After being stalled for five weeks with this kind of talk, the union membership on May 23 voted for strike. The issue then went to the National Defense Mediation Board. The workers stayed on the job 13 days past their strike deadline. When it became clear that the NDMB intended to stall indefinitely, the 12,000 North American workers struck on June 5.

The NDMB turned the case over to the White House. Roosevelt acted with dispatch. He ordered the workers to end their strike and announced he was sending U.S. troops to be on hand Monday morning, June 9, to open the plant in the interests of the “national emergency.” Why he did not order the company to pay decent wages as a means of ending this “threat” to the “national emergency” the President did not say.
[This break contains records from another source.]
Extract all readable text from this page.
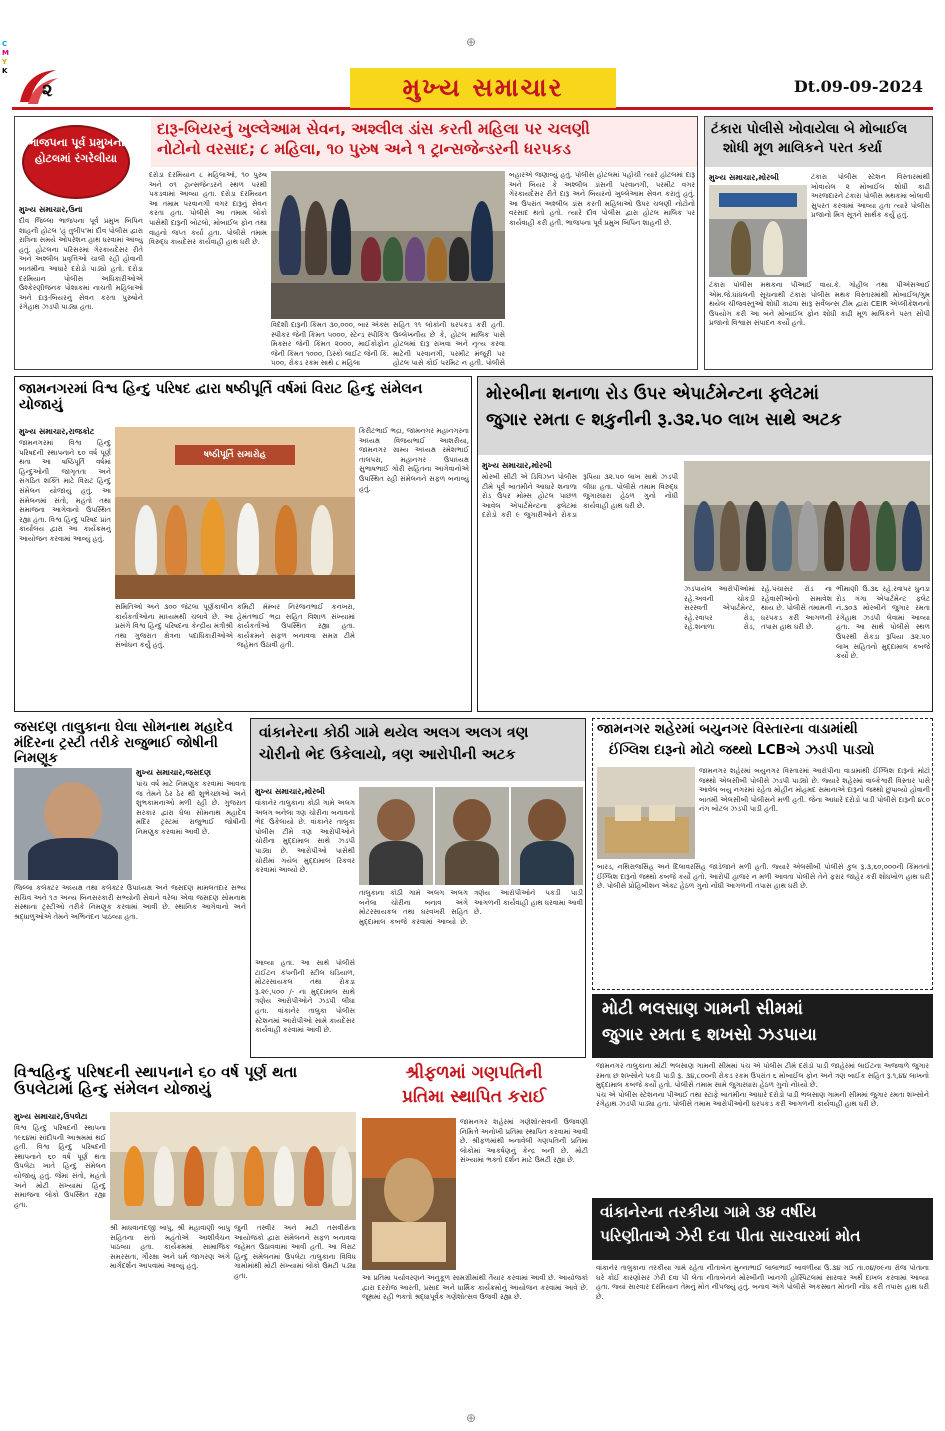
C
M
Y
K
⊕
⊕
૨	મુખ્ય સમાચાર	Dt.09-09-2024
દારૂ-બિયરનું ખુલ્લેઆમ સેવન, અશ્લીલ ડાંસ કરતી મહિલા પર ચલણી
નોટોનો વરસાદ; ૮ મહિલા, ૧૦ પુરુષ અને ૧ ટ્રાન્સજેન્ડરની ધરપકડ
મુખ્ય સમાચાર,ઉના
દીવ જિલ્લા ભાજપના પૂર્વ પ્રમુખ બિપિન શાહની હોટલ 'હ તુલીપ'માં દીવ પોલીસ દ્વારા રાત્રિના સમયે ઓપરેશન હાથ ધરવામાં આવ્યું હતું. હોટલના પરિસરમાં ગેરકાયદેસર રીતે અને અશ્લીલ પ્રવૃત્તિઓ ચાલી રહી હોવાની બાતમીના આધારે દરોડો પાડ્યો હતો. દરોડા દરમિયાન પોલીસ અધિકારીઓએ ઉશ્કેરણીજનક પોશાકમાં નાચતી મહિલાઓ અને દારૂ-બિયરનું સેવન કરતા પુરુષોને રંગેહાથ ઝડપી પાડ્યા હતા.
દરોડા દરમિયાન ૮ મહિલાઓ, ૧૦ પુરુષ અને ૦૧ ટ્રાન્સજેન્ડરને સ્થળ પરથી પકડવામાં આવ્યા હતા. દરોડા દરમિયાન આ તમામ પરવાનગી વગર દારૂનું સેવન કરતા હતા. પોલીસે આ તમામ લોકો પાસેથી દારૂની બોટલો, મોબાઈલ ફોન તથા વાહનો જપ્ત કર્યા હતા. પોલીસે તમામ વિરુદ્ધ કાયદેસર કાર્યવાહી હાથ ધરી છે.
વિદેશી દારૂની કિંમત ૩૦,૦૦૦, બાર એક્સ સ્પીકર જેની કિંમત ૫૦૦૦, સ્ટેન્ડ સ્પીકિંગ મિક્સર જેની કિંમત ૨૦૦૦, માઈકોફોન જેની કિંમત ૧૦૦૦, ડિસ્કો લાઈટ જેની કિં. ૫૦૦, રોકડ રકમ સાથે ૮ મહિલા
સહિત ૧૧ લોકોની ધરપકડ કરી હતી. ઉલ્લેખનીય છે કે, હોટલ માલિક પાસે હોટલમાં દારૂ રાખવા અને નૃત્ય કરવા માટેની પરવાનગી, પરમીટ મંજૂરી પર હોટલ પાસે કોઈ પરમિટ ન હતી. પોલીસે
બહારએ જણાવ્યું હતું. પોલીસ હોટલમાં પહોંચી ત્યારે હોટલમાં દારૂ અને બિયર કે અશ્લીલ ડાંસની પરવાનગી, પરમીટ વગર ગેરકાયદેસર રીતે દારૂ અને બિયરનો ખુલ્લેઆમ સેવન કરાતું હતું. આ ઉપરાંત અશ્લીલ ડાંસ કરતી મહિલાઓ ઉપર ચલણી નોટોનો વરસાદ થતો હતો. ત્યારે દીવ પોલીસ દ્વારા હોટલ માલિક પર કાર્યવાહી કરી હતી. ભાજપના પૂર્વ પ્રમુખ બિપિન શાહની છે.
ભાજપના પૂર્વ પ્રમુખની હોટલમાં રંગરેલીયા
ટંકારા પોલીસે ખોવાયેલા બે મોબાઈલ
શોધી મૂળ માલિકને પરત કર્યા
મુખ્ય સમાચાર,મોરબી	ટંકારા પોલીસ સ્ટેશન વિસ્તારમાંથી ખોવાયેલ ૨ મોબાઈલ શોધી કાઢી અરજદારને ટંકારા પોલીસ મથકમાં બોલાવી સુપરત કરવામાં આવ્યા હતા ત્યારે પોલીસ પ્રજાનો મિત્ર સૂત્રને સાર્થક કર્યું હતું.
ટંકારા પોલીસ મથકના પીઆઈ વાય.કે. ગોહીલ તથા પીએસઆઈ એમ.જે.ધાંધલની સૂચનાથી ટંકારા પોલીસ મથક વિસ્તારમાંથી મોબાઈલ/ગુમ થયેલ ચીજવસ્તુઓ શોધી કાઢવા સારૂ સર્વેલન્સ ટીમ દ્વારા CEIR એપ્લીકેશનનો ઉપયોગ કરી આ બંને મોબાઈલ ફોન શોધી કાઢી મૂળ માલિકને પરત સોંપી પ્રજાનો વિશ્વાસ સંપાદન કર્યો હતો.
જામનગરમાં વિશ્વ હિન્દુ પરિષદ દ્વારા ષષ્ઠીપૂર્તિ વર્ષમાં વિરાટ હિન્દુ સંમેલન યોજાયું
મુખ્ય સમાચાર,રાજકોટ
જામનગરમાં વિશ્વ હિન્દુ પરિષદની સ્થાપનાને ૬૦ વર્ષ પૂર્ણ થતા આ ષષ્ઠિપૂર્તિ વર્ષમાં હિન્દુઓની જાગૃતતા અને સંગઠિત શક્તિ માટે વિરાટ હિન્દુ સંમેલન યોજાયું હતું. આ સંમેલનમાં સંતો, મહંતો તથા સમાજના આગેવાનો ઉપસ્થિત રહ્યા હતા. વિશ્વ હિન્દુ પરિષદ પ્રાંત કાર્યાલય દ્વારા આ કાર્યક્રમનું આયોજન કરવામાં આવ્યું હતું.
ષષ્ઠીપૂર્તિ સમારોહ
સમિતિઓ અને ૩૦૦ જેટલા પૂર્ણકાલીન કાર્યકર્તાઓના માધ્યમથી ચલાવે છે. આ પ્રસંગે વિશ્વ હિન્દુ પરિષદના કેન્દ્રીય મંત્રીશ્રી તથા ગુજરાત ક્ષેત્રના પદાધિકારીઓએ સંબોધન કર્યું હતું.
કમિટી મેમ્બર નિરંજનભાઈ કનખરા, હેમંતભાઈ ભદ્રા સહિત વિશાળ સંખ્યામાં કાર્યકર્તાઓ ઉપસ્થિત રહ્યા હતા. કાર્યક્રમને સફળ બનાવવા સમગ્ર ટીમે જહેમત ઉઠાવી હતી.
કિરીટભાઈ ભદ્રા, જામનગર મહાનગરના અધ્યક્ષ વિજયભાઈ આશરીયા, જામનગર ગ્રામ્ય અધ્યક્ષ રમેશભાઈ તાલપરા, મહાનગર ઉપાધ્યક્ષ સુભાષભાઈ ગોરી સહિતના આગેવાનોએ ઉપસ્થિત રહી સંમેલનને સફળ બનાવ્યું હતું.
મોરબીના શનાળા રોડ ઉપર એપાર્ટમેન્ટના ફ્લેટમાં
જુગાર રમતા ૯ શકુનીની રૂ.૩૨.૫૦ લાખ સાથે અટક
મુખ્ય સમાચાર,મોરબી
મોરબી સીટી એ ડિવિઝન પોલીસ ટીમે પૂર્વ બાતમીને આધારે શનાળા રોડ ઉપર મોમ્સ હોટલ પાછળ આવેલ એપાર્ટમેન્ટના ફ્લેટમાં દરોડો કરી ૯ જુગારીઓને રોકડા રૂપિયા ૩૨.૫૦ લાખ સાથે ઝડપી લીધા હતા. પોલીસે તમામ વિરુદ્ધ જુગારધારા હેઠળ ગુનો નોંધી કાર્યવાહી હાથ ધરી છે.
ઝડપાયેલ આરોપીઓમાં રહે.અવની ચોકડી સરસ્વતી એપાર્ટમેન્ટ, રહે.રવાપર રોડ, રહે.શનાળા રોડ, રહે.પંચાસર રોડ ના રહેવાસીઓનો સમાવેશ થાય છે. પોલીસે તમામની ધરપકડ કરી આગળની તપાસ હાથ ધરી છે.
ભીમાણી ઉ.૩૬ રહે.રવાપર ધુનડા રોડ ગંગા એપાર્ટમેન્ટ ફ્લેટ નં.૩૦૩ મોરબીને જુગાર રમતા રંગેહાથ ઝડપી લેવામાં આવ્યા હતા. આ સાથે પોલીસે સ્થળ ઉપરથી રોકડા રૂપિયા ૩૨.૫૦ લાખ સહિતનો મુદ્દામાલ કબજે કર્યો છે.
જસદણ તાલુકાના ઘેલા સોમનાથ મહાદેવ મંદિરના ટ્રસ્ટી તરીકે રાજુભાઈ જોષીની નિમણૂક
મુખ્ય સમાચાર,જસદણ
પાંચ વર્ષ માટે નિમણુક કરવામાં આવતા જ તેમને ઠેર ઠેર થી શુભેચ્છાઓ અને શુભકામનાઓ મળી રહી છે. ગુજરાત સરકાર દ્વારા ઘેલા સોમનાથ મહાદેવ મંદિર ટ્રસ્ટમાં રાજુભાઈ જોષીની નિમણુક કરવામાં આવી છે.
જિલ્લા કલેક્ટર અધ્યક્ષ તથા કલેક્ટર ઉપાધ્યક્ષ અને જસદણ મામલતદાર સભ્ય સચિવ અને ૧૭ અન્ય બિનસરકારી સભ્યોની સેવાને વરેલા એવા જસદણ સોમનાથ સંસ્થાના ટ્રસ્ટીઓ તરીકે નિમણૂક કરવામાં આવી છે. સ્થાનિક આગેવાનો અને શ્રદ્ધાળુઓએ તેમને અભિનંદન પાઠવ્યા હતા.
વાંકાનેરના કોઠી ગામે થયેલ અલગ અલગ ત્રણ
ચોરીનો ભેદ ઉકેલાયો, ત્રણ આરોપીની અટક
મુખ્ય સમાચાર,મોરબી
વાંકાનેર તાલુકાના કોઠી ગામે અલગ અલગ બનેલા ત્રણ ચોરીના બનાવનો ભેદ ઉકેલાયો છે. વાંકાનેર તાલુકા પોલીસ ટીમે ત્રણ આરોપીઓને ચોરીના મુદ્દામાલ સાથે ઝડપી પાડ્યા છે. આરોપીઓ પાસેથી ચોરીમાં ગયેલ મુદ્દામાલ રિકવર કરવામાં આવ્યો છે.
તાલુકાના કોઠી ગામે અલગ અલગ બનેલા ચોરીના બનાવ અંગે મોટરસાયકલ તથા ઘરવખરી સહિત મુદ્દામાલ કબજે કરવામાં આવ્યો છે. ત્રણેય આરોપીઓને પકડી પાડી આગળની કાર્યવાહી હાથ ધરવામાં આવી છે.
આવ્યા હતા. આ સાથે પોલીસે ટાઈટન કંપનીની સ્ટીલ ઘડિયાળ, મોટરસાયકલ તથા રોકડા રૂ.૨૯,૫૦૦ /- ના મુદ્દામાલ સાથે ત્રણેય આરોપીઓને ઝડપી લીધા હતા. વાંકાનેર તાલુકા પોલીસ સ્ટેશનમાં આરોપીઓ સામે કાયદેસર કાર્યવાહી કરવામાં આવી છે.
જામનગર શહેરમાં બયુનગર વિસ્તારના વાડામાંથી
ઈંગ્લિશ દારૂનો મોટો જથ્થો LCBએ ઝડપી પાડ્યો
જામનગર શહેરમાં બયુનગર વિસ્તારમાં આરોપીના વાડામાંથી ઈંગ્લિશ દારૂનો મોટો જથ્થો એલસીબી પોલીસે ઝડપી પાડ્યો છે. જ્યારે શહેરમાં વાલ્કેશ્વરી વિસ્તાર પાસે આવેલ બયુ નગરમાં રહેતા મોહીન મોહમદ સમાનાએ દારૂનો જથ્થો છુપાવ્યો હોવાની બાતમી એલસીબી પોલીસને મળી હતી. જેના આધારે દરોડો પાડી પોલીસે દારૂની ૪૮૦ નંગ બોટલ ઝડપી પાડી હતી.
બારડ, નથિરાજસિંહ અને દિલાવરસિંહ જાડેજાને મળી હતી. જ્યારે એલસીબી પોલીસે કુલ રૂ.૩,૬૦,૦૦૦ની કિંમતનો ઈંગ્લિશ દારૂનો જથ્થો કબજે કર્યો હતો. આરોપી હાજર ન મળી આવતા પોલીસે તેને ફરાર જાહેર કરી શોધખોળ હાથ ધરી છે. પોલીસે પ્રોહિબીશન એક્ટ હેઠળ ગુનો નોંધી આગળની તપાસ હાથ ધરી છે.
મોટી ભલસાણ ગામની સીમમાં
જુગાર રમતા ૬ શખસો ઝડપાયા
જામનગર તાલુકાના મોટી ભલસાણ ગામની સીમમાં પંચ એ પોલીસ ટીમે દરોડો પાડી જાહેરમાં લાઈટના અજવાળે જુગાર રમતા છ શખ્સોને પકડી પાડી રૂ. ૩૪,૮૦૦ની રોકડ રકમ ઉપરાંત ૬ મોબાઈલ ફોન અને ત્રણ બાઈક સહિત રૂ.૧,૪૪ લાખનો મુદ્દામાલ કબજે કર્યો હતો. પોલીસે તમામ સામે જુગારધારા હેઠળ ગુનો નોંધ્યો છે.
પંચ એ પોલીસ સ્ટેશનના પીઆઈ તથા સ્ટાફે બાતમીના આધારે દરોડો પાડી ભલસાણ ગામની સીમમાં જુગાર રમતા શખ્સોને રંગેહાથ ઝડપી પાડ્યા હતા. પોલીસે તમામ આરોપીઓની ધરપકડ કરી આગળની કાર્યવાહી હાથ ધરી છે.
વિશ્વહિન્દુ પરિષદની સ્થાપનાને ૬૦ વર્ષ પૂર્ણ થતા ઉપલેટામાં હિન્દુ સંમેલન યોજાયું
મુખ્ય સમાચાર,ઉપલેટા
વિશ્વ હિન્દુ પરિષદની સ્થાપના ૧૯૬૪માં સાંદીપની આશ્રમમાં થઈ હતી. વિશ્વ હિન્દુ પરિષદની સ્થાપનાને ૬૦ વર્ષ પૂર્ણ થતા ઉપલેટા ખાતે હિન્દુ સંમેલન યોજાયું હતું. જેમાં સંતો, મહંતો અને મોટી સંખ્યામાં હિન્દુ સમાજના લોકો ઉપસ્થિત રહ્યા હતા.
શ્રી માધવાનંદજી બાપુ, શ્રી મહાવાણી બાપુ સહિતના સંતો મહંતોએ આશીર્વચન પાઠવ્યા હતા. કાર્યક્રમમાં સામાજિક સમરસતા, ગૌરક્ષા અને ધર્મ જાગરણ અંગે માર્ગદર્શન આપવામાં આવ્યું હતું.
જુની તસ્વીર અને માટી તસવીરોના આયોજકો દ્વારા સંમેલનને સફળ બનાવવા જહેમત ઉઠાવવામાં આવી હતી. આ વિરાટ હિન્દુ સંમેલનમાં ઉપલેટા તાલુકાના વિવિધ ગામોમાંથી મોટી સંખ્યામાં લોકો ઉમટી પડ્યા હતા.
શ્રીફળમાં ગણપતિની
પ્રતિમા સ્થાપિત કરાઈ
જામનગર શહેરમાં ગણેશોત્સવની ઉજવણી નિમિત્તે અનોખી પ્રતિમા સ્થાપિત કરવામાં આવી છે. શ્રીફળમાંથી બનાવેલી ગણપતિની પ્રતિમા લોકોમાં આકર્ષણનું કેન્દ્ર બની છે. મોટી સંખ્યામાં ભક્તો દર્શન માટે ઉમટી રહ્યા છે.
આ પ્રતિમા પર્યાવરણને અનુકૂળ સામગ્રીમાંથી તૈયાર કરવામાં આવી છે. આયોજકો દ્વારા દરરોજ આરતી, પ્રસાદ અને ધાર્મિક કાર્યક્રમોનું આયોજન કરવામાં આવે છે. જૂથમાં રહી ભક્તો શ્રદ્ધાપૂર્વક ગણેશોત્સવ ઉજવી રહ્યા છે.
વાંકાનેરના તરકીયા ગામે ૩૪ વર્ષીય
પરિણીતાએ ઝેરી દવા પીતા સારવારમાં મોત
વાંકાનેર તાલુકાના તરકીયા ગામે રહેતા નીતાબેન મુન્નાભાઈ લાલાભાઈ બાવળીયા ઉ.૩૪ ગઈ તા.૦૪/૦૯ના રોજ પોતાના ઘરે કોઈ કારણોસર ઝેરી દવા પી લેતા નીતાબેનને મોરબીની ખાનગી હોસ્પિટલમાં સારવાર અર્થે દાખલ કરવામાં આવ્યા હતા. જ્યાં સારવાર દરમિયાન તેમનું મોત નીપજ્યું હતું. બનાવ અંગે પોલીસે અકસ્માત મોતની નોંધ કરી તપાસ હાથ ધરી છે.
Roosevelt acted with confidence because he felt he had the backing of high CIO and UAW officials. In speaking of those who were at the President’s side when he signed the order for the troops to smash the strike, Roosevelt’s secretary Stephen Early, spoke of “Mr. Hillman and the others.” Hillman—that was a name to conjure with. It was a “Labor” seal of approval.

After the strike was broken, at a meeting of 250 CIO executives in Washington on July 7, Lewis denounced Hillman as a “traitor” who was “standing at Roosevelt’s elbow when he signed the order to send troops to stab labor in the back.…”

On the very day the strike was called, the UAW international union officials dispatched Richard Frankensteen to the strike scene. That same night, without consulting the strike committee, he broadcast a denunciation of the strike over a national radio hookup.…

[On June 9] the embittered workers massed at the plant. There to meet them was the first large contingent of what was to grow by nightfall into an army of 3,500 federal troops. Thus, the United States government waged its first military engagement of World War II on American soil against American workers resisting hunger wages.